Conventional wisdom states that if you want to make big money in the market, you must learn to gauge institutional support because it is one of the most important factors in a stock's long-term success. Well Aytu has grown to at least 134 institutional owners and shareholders holding over 14.45 million shares, according to the 13D/G/F forms filed to date with the Securities Exchange Commission (SEC). The largest shareholders include Vanguard Group, BlackRock, and Bank of America. But despite that growing interest by big money, repeated earnings beats, and record Q-o-Q revenue growth, the Aytu share price has remained stagnant or declined.

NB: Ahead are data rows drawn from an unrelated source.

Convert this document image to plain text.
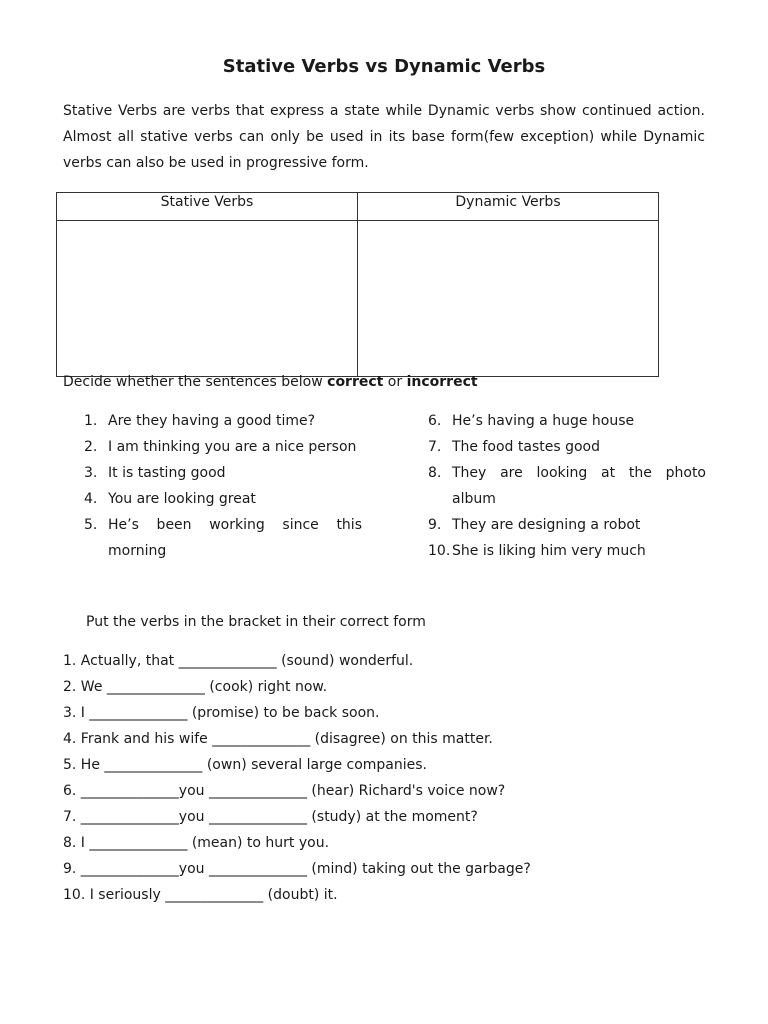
Stative Verbs vs Dynamic Verbs
Stative Verbs are verbs that express a state while Dynamic verbs show continued action. Almost all stative verbs can only be used in its base form(few exception) while Dynamic verbs can also be used in progressive form.
Stative Verbs	Dynamic Verbs

Decide whether the sentences below correct or incorrect
1. Are they having a good time?
2. I am thinking you are a nice person
3. It is tasting good
4. You are looking great
5. He’s been working since this morning
6. He’s having a huge house
7. The food tastes good
8. They are looking at the photo album
9. They are designing a robot
10. She is liking him very much
Put the verbs in the bracket in their correct form
1. Actually, that ______________ (sound) wonderful.
2. We ______________ (cook) right now.
3. I ______________ (promise) to be back soon.
4. Frank and his wife ______________ (disagree) on this matter.
5. He ______________ (own) several large companies.
6. ______________you ______________ (hear) Richard's voice now?
7. ______________you ______________ (study) at the moment?
8. I ______________ (mean) to hurt you.
9. ______________you ______________ (mind) taking out the garbage?
10. I seriously ______________ (doubt) it.
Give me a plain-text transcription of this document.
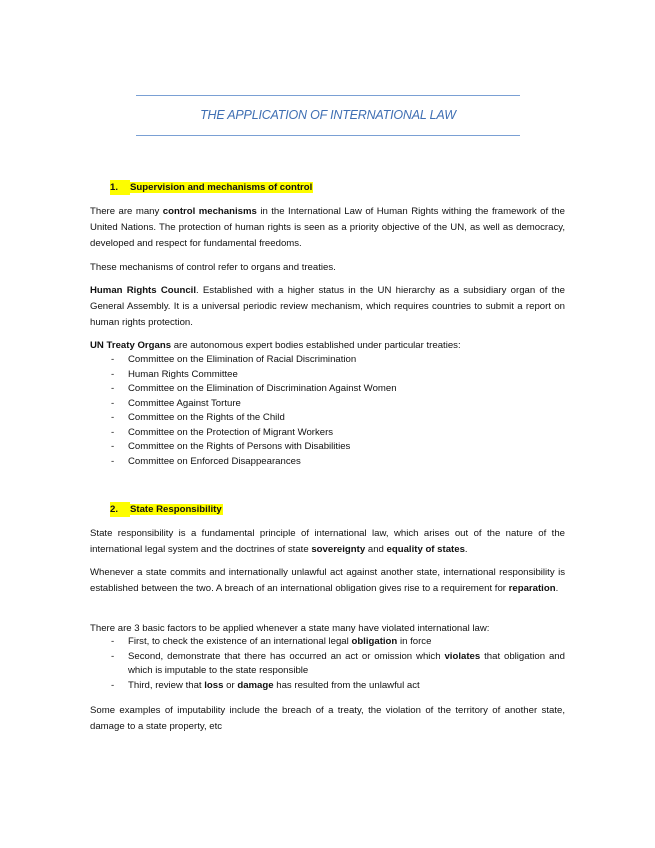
THE APPLICATION OF INTERNATIONAL LAW
1. Supervision and mechanisms of control

There are many control mechanisms in the International Law of Human Rights withing the framework of the United Nations. The protection of human rights is seen as a priority objective of the UN, as well as democracy, developed and respect for fundamental freedoms.

These mechanisms of control refer to organs and treaties.

Human Rights Council. Established with a higher status in the UN hierarchy as a subsidiary organ of the General Assembly. It is a universal periodic review mechanism, which requires countries to submit a report on human rights protection.

UN Treaty Organs are autonomous expert bodies established under particular treaties:

- Committee on the Elimination of Racial Discrimination
- Human Rights Committee
- Committee on the Elimination of Discrimination Against Women
- Committee Against Torture
- Committee on the Rights of the Child
- Committee on the Protection of Migrant Workers
- Committee on the Rights of Persons with Disabilities
- Committee on Enforced Disappearances
2. State Responsibility

State responsibility is a fundamental principle of international law, which arises out of the nature of the international legal system and the doctrines of state sovereignty and equality of states.

Whenever a state commits and internationally unlawful act against another state, international responsibility is established between the two. A breach of an international obligation gives rise to a requirement for reparation.

There are 3 basic factors to be applied whenever a state many have violated international law:

- First, to check the existence of an international legal obligation in force
- Second, demonstrate that there has occurred an act or omission which violates that obligation and which is imputable to the state responsible
- Third, review that loss or damage has resulted from the unlawful act

Some examples of imputability include the breach of a treaty, the violation of the territory of another state, damage to a state property, etc
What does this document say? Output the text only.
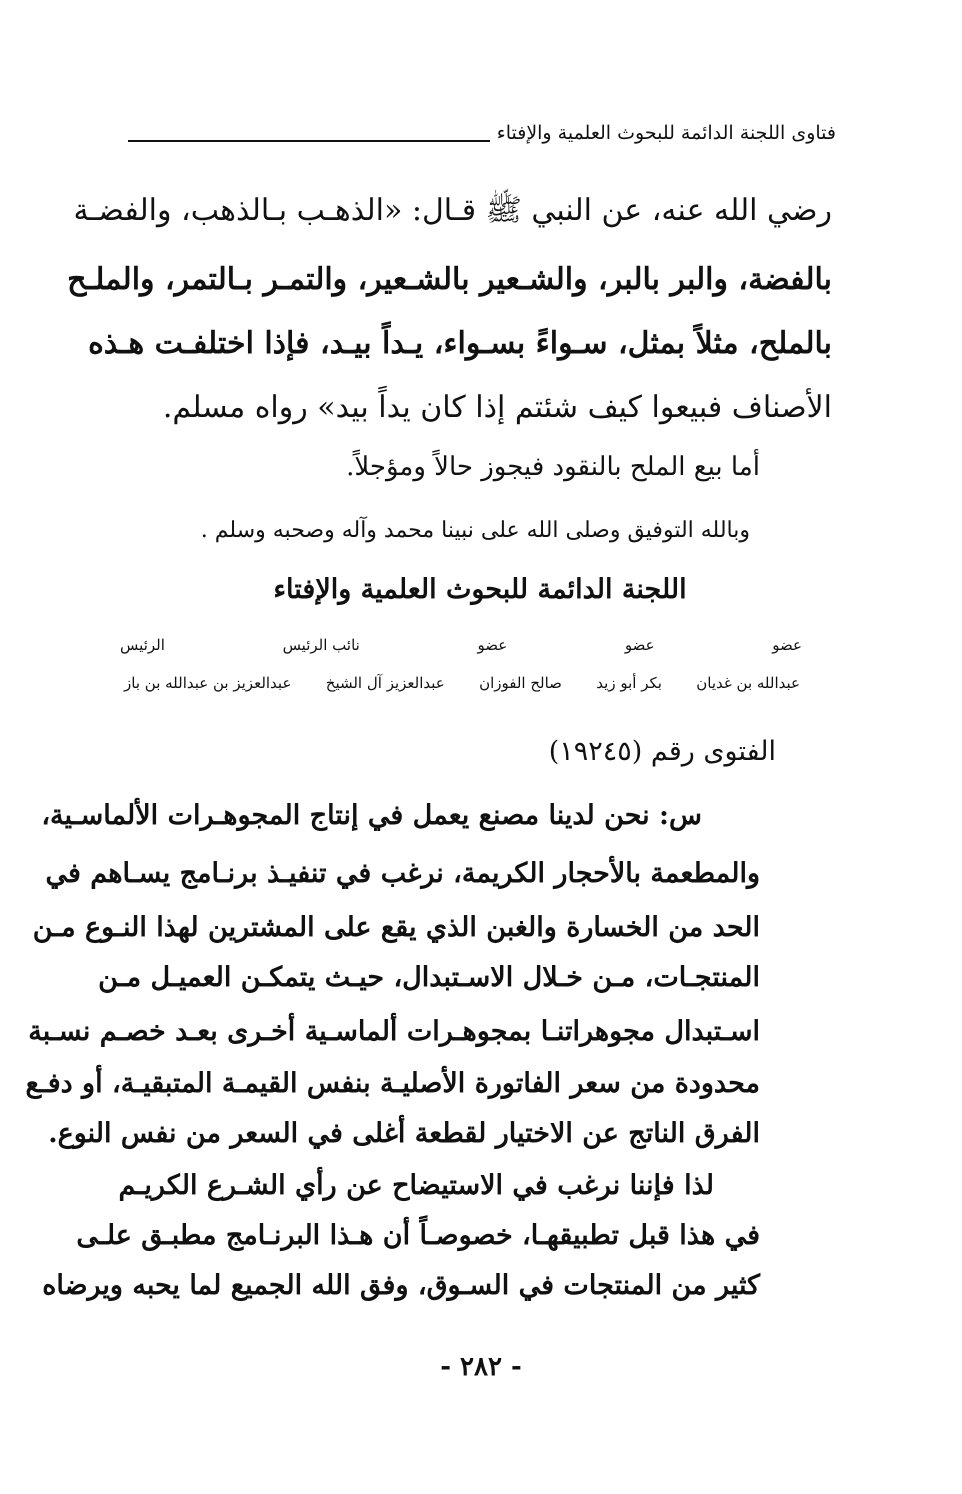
فتاوى اللجنة الدائمة للبحوث العلمية والإفتاء
رضي الله عنه، عن النبي ﷺ قـال: «الذهـب بـالذهب، والفضـة
بالفضة، والبر بالبر، والشـعير بالشـعير، والتمـر بـالتمر، والملـح
بالملح، مثلاً بمثل، سـواءً بسـواء، يـداً بيـد، فإذا اختلفـت هـذه
الأصناف فبيعوا كيف شئتم إذا كان يداً بيد» رواه مسلم.
أما بيع الملح بالنقود فيجوز حالاً ومؤجلاً.
وبالله التوفيق وصلى الله على نبينا محمد وآله وصحبه وسلم .
اللجنة الدائمة للبحوث العلمية والإفتاء
عضو
عضو
عضو
نائب الرئيس
الرئيس
عبدالله بن غديان
بكر أبو زيد
صالح الفوزان
عبدالعزيز آل الشيخ
عبدالعزيز بن عبدالله بن باز
الفتوى رقم (١٩٢٤٥)
س: نحن لدينا مصنع يعمل في إنتاج المجوهـرات الألماسـية،
والمطعمة بالأحجار الكريمة، نرغب في تنفيـذ برنـامج يسـاهم في
الحد من الخسارة والغبن الذي يقع على المشترين لهذا النـوع مـن
المنتجـات، مـن خـلال الاسـتبدال، حيـث يتمكـن العميـل مـن
اسـتبدال مجوهراتنـا بمجوهـرات ألماسـية أخـرى بعـد خصـم نسـبة
محدودة من سعر الفاتورة الأصليـة بنفس القيمـة المتبقيـة، أو دفـع
الفرق الناتج عن الاختيار لقطعة أغلى في السعر من نفس النوع.
لذا فإننا نرغب في الاستيضاح عن رأي الشـرع الكريـم
في هذا قبل تطبيقهـا، خصوصـاً أن هـذا البرنـامج مطبـق علـى
كثير من المنتجات في السـوق، وفق الله الجميع لما يحبه ويرضاه
- ٢٨٢ -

What is an Aytu investor to do facing this prolonged period of share price stagnation?
The senior leadership team of Josh and Jarrett Disbrow, as well as Bassam Damaj, former CEO of Innovus and now President of Consumer Health at Aytu, have all created successful, multi-million dollar pharmaceutical companies before. They've been there, done that, and appear to be doing it again very effectively. Aytu's financial position is strong enough that they returned the federal PPP. They also have not yet publicly announced any federal assistance to fund Healight development. The strong cost management and transparency demonstrated by Aytu also minimizes the risk of near-term dilution. This is a company that demonstrates a disciplined, methodical, and well-planned strategic approach to its growth. My advice for investors in Aytu is to employ that same patience and buy when institutions are buying.
Disclosure: I am/we are long AYTU. I wrote this article myself, and it expresses my own opinions. I am not receiving compensation for it (other than from Seeking Alpha). I have no business relationship with any company whose stock is mentioned in this article.
Editor's Note: This article covers one or more microcap stocks. Please be aware of the risks associated with these stocks.